Six years after Lewis and Clark's began their journey to the Pacific Northwest, two of the Eastern establishment's leading figures, John Jacob Astor and Thomas Jefferson, turned their sights to founding a colony akin to Jamestown on the West Coast and transforming the nation into a Pacific trading power. Author and correspondent for Outside magazine Peter Stark recreates this pivotal moment in American history for the first time for modern readers, drawing on original source material to tell the amazing true story of the Astor Expedition.

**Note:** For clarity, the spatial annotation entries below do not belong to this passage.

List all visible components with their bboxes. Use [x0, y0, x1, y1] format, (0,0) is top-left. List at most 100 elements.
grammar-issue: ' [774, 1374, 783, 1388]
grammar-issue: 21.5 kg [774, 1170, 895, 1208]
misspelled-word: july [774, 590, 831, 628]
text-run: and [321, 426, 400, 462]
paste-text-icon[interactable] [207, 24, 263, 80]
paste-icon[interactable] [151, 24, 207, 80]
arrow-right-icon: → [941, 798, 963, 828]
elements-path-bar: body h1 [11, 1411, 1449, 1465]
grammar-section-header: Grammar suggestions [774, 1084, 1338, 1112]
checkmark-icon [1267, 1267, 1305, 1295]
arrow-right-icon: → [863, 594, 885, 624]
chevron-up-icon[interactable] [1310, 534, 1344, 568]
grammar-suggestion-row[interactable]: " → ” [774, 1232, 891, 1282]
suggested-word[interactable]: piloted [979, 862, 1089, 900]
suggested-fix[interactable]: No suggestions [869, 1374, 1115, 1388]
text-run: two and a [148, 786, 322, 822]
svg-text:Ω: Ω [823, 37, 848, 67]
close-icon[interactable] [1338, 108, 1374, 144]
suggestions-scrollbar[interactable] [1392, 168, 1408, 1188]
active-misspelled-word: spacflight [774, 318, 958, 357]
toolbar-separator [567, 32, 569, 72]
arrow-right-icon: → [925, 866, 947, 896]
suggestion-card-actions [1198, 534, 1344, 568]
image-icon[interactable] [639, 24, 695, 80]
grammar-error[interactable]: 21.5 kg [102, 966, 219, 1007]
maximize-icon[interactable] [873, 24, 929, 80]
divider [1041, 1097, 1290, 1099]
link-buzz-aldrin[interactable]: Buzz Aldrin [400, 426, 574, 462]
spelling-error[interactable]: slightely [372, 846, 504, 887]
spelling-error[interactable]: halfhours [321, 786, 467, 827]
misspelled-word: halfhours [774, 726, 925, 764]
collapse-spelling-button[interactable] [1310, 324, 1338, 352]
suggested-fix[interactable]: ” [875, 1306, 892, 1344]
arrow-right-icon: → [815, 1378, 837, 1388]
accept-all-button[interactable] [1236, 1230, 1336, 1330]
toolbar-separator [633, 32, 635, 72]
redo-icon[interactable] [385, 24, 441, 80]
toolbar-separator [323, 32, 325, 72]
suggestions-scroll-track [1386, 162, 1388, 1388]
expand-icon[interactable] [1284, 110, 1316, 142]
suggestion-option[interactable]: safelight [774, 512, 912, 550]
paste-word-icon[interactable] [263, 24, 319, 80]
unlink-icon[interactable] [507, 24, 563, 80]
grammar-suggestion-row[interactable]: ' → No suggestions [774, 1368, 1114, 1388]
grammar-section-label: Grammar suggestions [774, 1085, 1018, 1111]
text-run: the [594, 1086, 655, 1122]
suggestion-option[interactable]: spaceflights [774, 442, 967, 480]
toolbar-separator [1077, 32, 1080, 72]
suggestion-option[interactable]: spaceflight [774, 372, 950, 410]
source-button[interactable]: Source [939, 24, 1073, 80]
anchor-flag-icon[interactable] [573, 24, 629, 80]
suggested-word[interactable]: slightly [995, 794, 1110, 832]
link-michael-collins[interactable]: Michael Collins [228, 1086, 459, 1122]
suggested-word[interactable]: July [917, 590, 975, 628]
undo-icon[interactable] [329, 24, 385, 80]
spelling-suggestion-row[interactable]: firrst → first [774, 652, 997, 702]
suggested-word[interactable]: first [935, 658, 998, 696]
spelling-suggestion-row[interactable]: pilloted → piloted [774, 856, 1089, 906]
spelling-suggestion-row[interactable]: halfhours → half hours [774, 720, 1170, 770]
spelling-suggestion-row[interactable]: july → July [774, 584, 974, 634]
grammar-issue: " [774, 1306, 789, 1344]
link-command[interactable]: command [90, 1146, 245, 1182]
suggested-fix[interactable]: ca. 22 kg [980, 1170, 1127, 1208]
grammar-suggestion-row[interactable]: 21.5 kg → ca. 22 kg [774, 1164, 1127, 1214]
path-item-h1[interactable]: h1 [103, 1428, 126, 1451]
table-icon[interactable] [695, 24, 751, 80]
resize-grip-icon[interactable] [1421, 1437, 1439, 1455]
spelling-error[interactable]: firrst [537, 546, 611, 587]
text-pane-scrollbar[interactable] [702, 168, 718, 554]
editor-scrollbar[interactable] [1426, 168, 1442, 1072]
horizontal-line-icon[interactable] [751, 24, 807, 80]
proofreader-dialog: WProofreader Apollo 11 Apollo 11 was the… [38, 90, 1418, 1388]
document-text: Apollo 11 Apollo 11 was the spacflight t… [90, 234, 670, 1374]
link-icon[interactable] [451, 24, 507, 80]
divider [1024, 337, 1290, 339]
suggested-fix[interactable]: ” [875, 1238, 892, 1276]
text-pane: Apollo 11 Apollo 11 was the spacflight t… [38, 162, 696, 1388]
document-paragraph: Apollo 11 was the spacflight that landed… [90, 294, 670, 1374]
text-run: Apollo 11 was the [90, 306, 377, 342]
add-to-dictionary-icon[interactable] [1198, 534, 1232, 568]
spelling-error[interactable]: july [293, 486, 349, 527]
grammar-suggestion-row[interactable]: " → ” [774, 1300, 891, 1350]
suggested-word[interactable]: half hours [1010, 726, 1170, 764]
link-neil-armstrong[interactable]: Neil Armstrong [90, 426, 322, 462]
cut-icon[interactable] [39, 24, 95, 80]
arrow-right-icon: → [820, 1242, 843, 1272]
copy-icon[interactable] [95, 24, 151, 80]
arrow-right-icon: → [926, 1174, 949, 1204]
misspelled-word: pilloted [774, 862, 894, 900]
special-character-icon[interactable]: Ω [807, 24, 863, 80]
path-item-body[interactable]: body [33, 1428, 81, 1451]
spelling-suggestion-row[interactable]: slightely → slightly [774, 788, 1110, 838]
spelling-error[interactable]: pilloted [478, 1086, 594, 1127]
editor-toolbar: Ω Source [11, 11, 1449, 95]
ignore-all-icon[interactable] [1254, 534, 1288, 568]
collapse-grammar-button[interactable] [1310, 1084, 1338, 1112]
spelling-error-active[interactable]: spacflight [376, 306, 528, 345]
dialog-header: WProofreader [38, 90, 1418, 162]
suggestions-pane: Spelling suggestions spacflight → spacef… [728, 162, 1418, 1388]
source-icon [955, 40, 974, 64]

Unfolding over the course of three years, from 1810 to 1813, Astoria is a tale of high adventure and incredible hardship in the wilderness and at sea. Of the more than one hundred-forty members of the two advance parties that reached the West Coast — one crossing the Rockies, the other rounding Cape Horn — nearly half perished by violence. Others went mad. Within one year, the expedition successfully established Fort Astoria, a trading post on the Columbia River. Though the colony would be short-lived, it opened provincial American eyes to the potential of the Western coast and its founders helped blaze the Oregon Trail.
About the Author
Peter Stark is the author of The Last Empty Spaces: A Past and Present Journey Through the Blank Spots on the American Map; Last Breath: The Limits of Adventure; At the Mercy of the River: An Exploration of the Last African Wilderness; and the essay collection Driving to Greenland: Arctic Travel, Northern Sport, and Other Ventures in the Heart of Winter. He also edited the anthology Ring of Ice: True Tales of Adventure, Exploration, and Arctic Life. A correspondent for Outside, he has written for Smithsonian and The New Yorker, among other publications, and has been nominated for a National Magazine Award. He lives in Montana.